Setting up a retirement fund for your company

Wetumwene Shikage
Paul-Gordon

For most Namibians pension savings is the largest, if not the only, investment at retirement. To encourage us to save towards retirement, the government has implemented various tax incentives and protections for pension fund savings. As a result, when employees are weighing their employment options, one of the most important considerations is the pension benefit package.

When designing a pension fund, first point of departure is the contribution rate. As times are tough, employers tend to keep this rate as low as possible. However, with a net retirement saving /contribution rate of less than 8% it is almost impossible to achieve a salary replacement ratio above 40%, even over 30 years. Employers are urged to consider increasing their net retirement savings/contribution rates. The net retirement saving/contribution rate is the total amount the employer and employee contribute towards retirement less cost. This leads us to the second consideration when designing pension funds – cost. Two percent in costs could erode up to 40% of capital that could have been saved at retirement after a period of 25 years.

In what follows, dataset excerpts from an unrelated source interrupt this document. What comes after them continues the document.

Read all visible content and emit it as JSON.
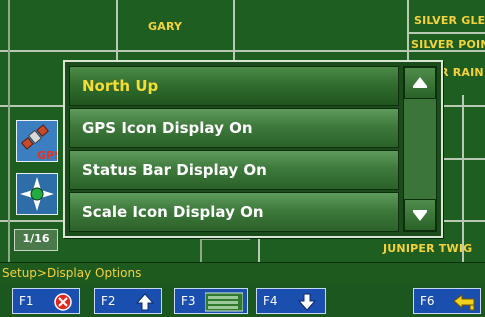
{
  "map": {
    "streets": [
      "GARY",
      "SILVER GLE",
      "SILVER POIN",
      "R RAIN",
      "JUNIPER TWIG"
    ]
  },
  "side_tools": {
    "gps_label": "GPS",
    "scale_label": "1/16"
  },
  "menu": {
    "items": [
      {
        "label": "North Up",
        "selected": true
      },
      {
        "label": "GPS Icon Display On",
        "selected": false
      },
      {
        "label": "Status Bar Display On",
        "selected": false
      },
      {
        "label": "Scale Icon Display On",
        "selected": false
      }
    ]
  },
  "breadcrumb": "Setup>Display Options",
  "function_keys": [
    {
      "label": "F1",
      "icon": "cancel-icon"
    },
    {
      "label": "F2",
      "icon": "arrow-up-icon"
    },
    {
      "label": "F3",
      "icon": "menu-list-icon"
    },
    {
      "label": "F4",
      "icon": "arrow-down-icon"
    },
    {
      "label": "F6",
      "icon": "back-icon"
    }
  ],
  "colors": {
    "map_green": "#1f5e21",
    "street_label": "#f4d23b",
    "selected_text": "#f7dc33",
    "fkey_blue": "#1a4fb0"
  }
}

The cost involved in pension funds are usually administration fees, consulting fees and risk benefit premiums.

Administration fees

This tends to fluctuate significantly depending on which service provider the employer selects and also the complexity of the fund. Employers should aim to keep this as low as possible by creating a simple pension fund and not building a complex pension fund that is difficult and expensive to administer.

Employee benefit consultant

Does your company even need an employee benefit consultant? The simple answer is yes. However, it is slightly more complex than this. Most pension fund administration service providers have some element of in-house employee benefit consultants. Thus, if you approach them directly, they have the expertise to assist in setting-up what is referred to as direct pension funds.

Risk benefits premium

The extent of this cost is largely dependent on the number of risk benefits you select and how comprehensive they are. These include death benefit cover (usually a multiple of annual salary, e.g. 3x annual salary), disability benefits (either a lump sum or income disability), funeral benefit (member or family funeral cover), critical illness, etc. The list is almost endless; however, the employer also has the option to do away with risk benefits and merely offer a pure retirement saving pension benefit.

Another important consideration when setting up a pension fund is the investment portfolios. The idea is to beat inflation over the medium to long term. Have exposure to growth assets. The employee’s average age is a good indication of the investment portfolios to select based on the timeline to retirement. For example, if the average age is 35 then most of the employees have about 25 years to retirement and they should ideally be invested in high growth portfolios, which are high risk and volatile. If the average again is 55, the employees only have about five years to retirement and should be invested in less a volatile option that offers capital protection.

In conclusion, the employer should consider a fair retirement contribution rate, keep the fund structure simple and invest in high growth assets over the long term.